Summary of "ТЫ НЕПРАВИЛЬНО УЧИШЬ ПРОГРАММИРОВАНИЕ"
Core message
- The specific first programming language matters far less than what you learn with it. Focus on fundamentals and transferable concepts rather than searching for a “perfect” language.
- If you want a faster path to employment, choose popular high‑level languages with many job vacancies. Low‑level languages (e.g., C/C++) typically take longer to master.
- Programming learning is engineered and well‑documented: use official documentation and practice problems. There are no secret learning hacks.
Practical learning workflow and resources
Follow a repeating learn/practice cycle:
- Read official documentation and theory.
- Solve practice problems that test that theory.
- Repeat and expand on gaps you discover.
Guidelines:
- Always consult official websites and documentation for languages, frameworks, and libraries — authors usually provide the clearest and most up‑to‑date guides.
- Use practice/problem sites and training materials that include exercises (ekr.org is mentioned as an example).
- For fast‑moving technologies (modern JavaScript frameworks, Node), prefer recently published materials; check book publication year.
- Fundamental books (algorithms, design patterns) remain valuable over time.
- Prefer English materials when possible — they are often more plentiful and higher quality.
Advice about content, tutorials, and videos
- Filter learning content and stick to a planned path. Random recommendations (e.g., YouTube autoplay) will slow you down.
- Before following a tutorial video, check the description for source code. Videos without source code are low value.
- Video vs text: well‑written text or official documentation is often superior for learning technical details.
Projects and portfolio guidance
- Avoid overambitious “big” pet projects early on — novices often burn out on projects they can’t clearly plan.
- Don’t start a large project until you can describe its structure and the technologies you’ll use.
- Prefer small, useful tools that solve real personal problems and can be scaled; these are more likely to become portfolio pieces.
- There’s no universal learning sequence; use job vacancy listings to identify in‑demand skills and the gaps you should fill.
Code review, mentorship, and practice
- Programming is a practical craft: you learn by doing. Write lots of code.
- Get code reviewed — feedback is essential and accelerates improvement.
- Review options:
- Peer study buddies for mutual code review.
- Professional mentors (example cost noted ~ $40/hour).
- Paid/closed communities that include reviews (author mentions such a community).
- GPT‑style chat for automated code review (prompt your code and ask for critique).
- Regular practice combined with iterative feedback is the most important lever for growth.
Mindset
- Don’t be afraid of mistakes; iterate and learn from them.
- Avoid scattering across too many directions simultaneously — pick a focus early to reduce wasted time.
Mentioned guides, tutorials, and resources
- Official documentation for languages, libraries, frameworks (React, Flutter, Qt cited).
- React website (includes learning problems/examples).
- Training/problem websites: ekr.org.
- Books: use up‑to‑date books for fast‑changing tech; classic texts for fundamentals.
- Paid course highlighted: SkillFactory’s “IT specialist” course (covers career guidance across 10 IT areas, project/case work, portfolio building, job support, refund guarantee). Promo code: Montana.
- The author’s closed Telegram channel and paid/closed IT community.

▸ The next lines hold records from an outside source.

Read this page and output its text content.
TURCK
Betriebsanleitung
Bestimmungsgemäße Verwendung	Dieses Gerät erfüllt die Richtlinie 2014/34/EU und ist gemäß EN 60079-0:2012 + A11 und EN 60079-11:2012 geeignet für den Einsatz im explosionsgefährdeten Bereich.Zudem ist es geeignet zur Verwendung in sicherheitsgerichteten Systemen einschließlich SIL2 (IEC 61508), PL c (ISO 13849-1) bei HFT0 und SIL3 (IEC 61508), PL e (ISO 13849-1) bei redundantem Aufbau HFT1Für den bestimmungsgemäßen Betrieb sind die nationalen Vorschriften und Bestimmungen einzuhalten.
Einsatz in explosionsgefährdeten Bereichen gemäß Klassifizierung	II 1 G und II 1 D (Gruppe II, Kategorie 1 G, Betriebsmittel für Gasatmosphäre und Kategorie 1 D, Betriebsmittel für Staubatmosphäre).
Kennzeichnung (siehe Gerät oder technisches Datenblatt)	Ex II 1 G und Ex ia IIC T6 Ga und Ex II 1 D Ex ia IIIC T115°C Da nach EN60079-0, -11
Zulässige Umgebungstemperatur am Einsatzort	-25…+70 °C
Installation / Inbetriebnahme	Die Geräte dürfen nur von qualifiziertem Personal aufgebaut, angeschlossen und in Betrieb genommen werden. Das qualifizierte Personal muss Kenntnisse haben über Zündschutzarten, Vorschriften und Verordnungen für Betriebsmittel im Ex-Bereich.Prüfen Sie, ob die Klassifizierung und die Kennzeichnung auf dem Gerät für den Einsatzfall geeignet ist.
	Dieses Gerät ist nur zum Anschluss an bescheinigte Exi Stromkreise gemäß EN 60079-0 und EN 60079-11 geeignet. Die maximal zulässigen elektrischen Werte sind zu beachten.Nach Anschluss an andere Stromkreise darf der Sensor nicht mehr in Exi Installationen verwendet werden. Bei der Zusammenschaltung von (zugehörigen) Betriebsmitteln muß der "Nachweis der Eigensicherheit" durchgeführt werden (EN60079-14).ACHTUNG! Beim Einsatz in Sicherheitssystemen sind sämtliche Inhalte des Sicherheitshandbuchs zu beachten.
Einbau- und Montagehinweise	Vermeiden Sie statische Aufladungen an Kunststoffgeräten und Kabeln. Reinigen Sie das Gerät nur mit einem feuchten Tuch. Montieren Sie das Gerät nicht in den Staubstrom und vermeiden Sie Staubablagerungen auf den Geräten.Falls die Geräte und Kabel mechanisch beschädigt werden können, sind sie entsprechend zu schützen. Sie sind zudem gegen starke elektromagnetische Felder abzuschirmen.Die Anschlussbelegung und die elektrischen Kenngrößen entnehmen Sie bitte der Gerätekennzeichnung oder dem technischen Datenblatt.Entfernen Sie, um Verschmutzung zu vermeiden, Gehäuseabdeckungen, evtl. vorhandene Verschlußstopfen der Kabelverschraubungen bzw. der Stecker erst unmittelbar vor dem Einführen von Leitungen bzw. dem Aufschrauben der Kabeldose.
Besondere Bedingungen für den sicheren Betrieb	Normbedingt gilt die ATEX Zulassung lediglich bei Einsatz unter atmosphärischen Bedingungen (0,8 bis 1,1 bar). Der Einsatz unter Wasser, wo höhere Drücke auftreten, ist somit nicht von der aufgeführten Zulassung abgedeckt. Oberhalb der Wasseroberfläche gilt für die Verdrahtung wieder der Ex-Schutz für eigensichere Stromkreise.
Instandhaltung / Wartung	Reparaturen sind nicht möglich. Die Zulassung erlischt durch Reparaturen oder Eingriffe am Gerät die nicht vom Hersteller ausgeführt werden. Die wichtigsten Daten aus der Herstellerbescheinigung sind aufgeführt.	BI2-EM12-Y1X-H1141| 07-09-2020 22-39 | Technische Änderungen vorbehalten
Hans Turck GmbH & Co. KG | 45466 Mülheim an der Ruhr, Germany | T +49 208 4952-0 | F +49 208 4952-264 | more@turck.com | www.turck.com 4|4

- GPT chat for automated code review.
Warnings / red flags
- Don’t chase every recommended language or the idea of a single “right” starter language.
- Avoid jumping between many specialties early on (frontend → testing → analytics, etc.) without a clear plan.
- Be wary of tutorial videos that don’t provide source code.
Main speakers / sources referenced
- Video narrator / author (primary speaker in the original content).
- SkillFactory (course provider).
- Framework/library authors and official docs (React, Flutter, Qt).
- Online problem sites (ekr.org).
- The author’s closed Telegram channel and IT community.
- GPT‑style chat (for automated code reviews).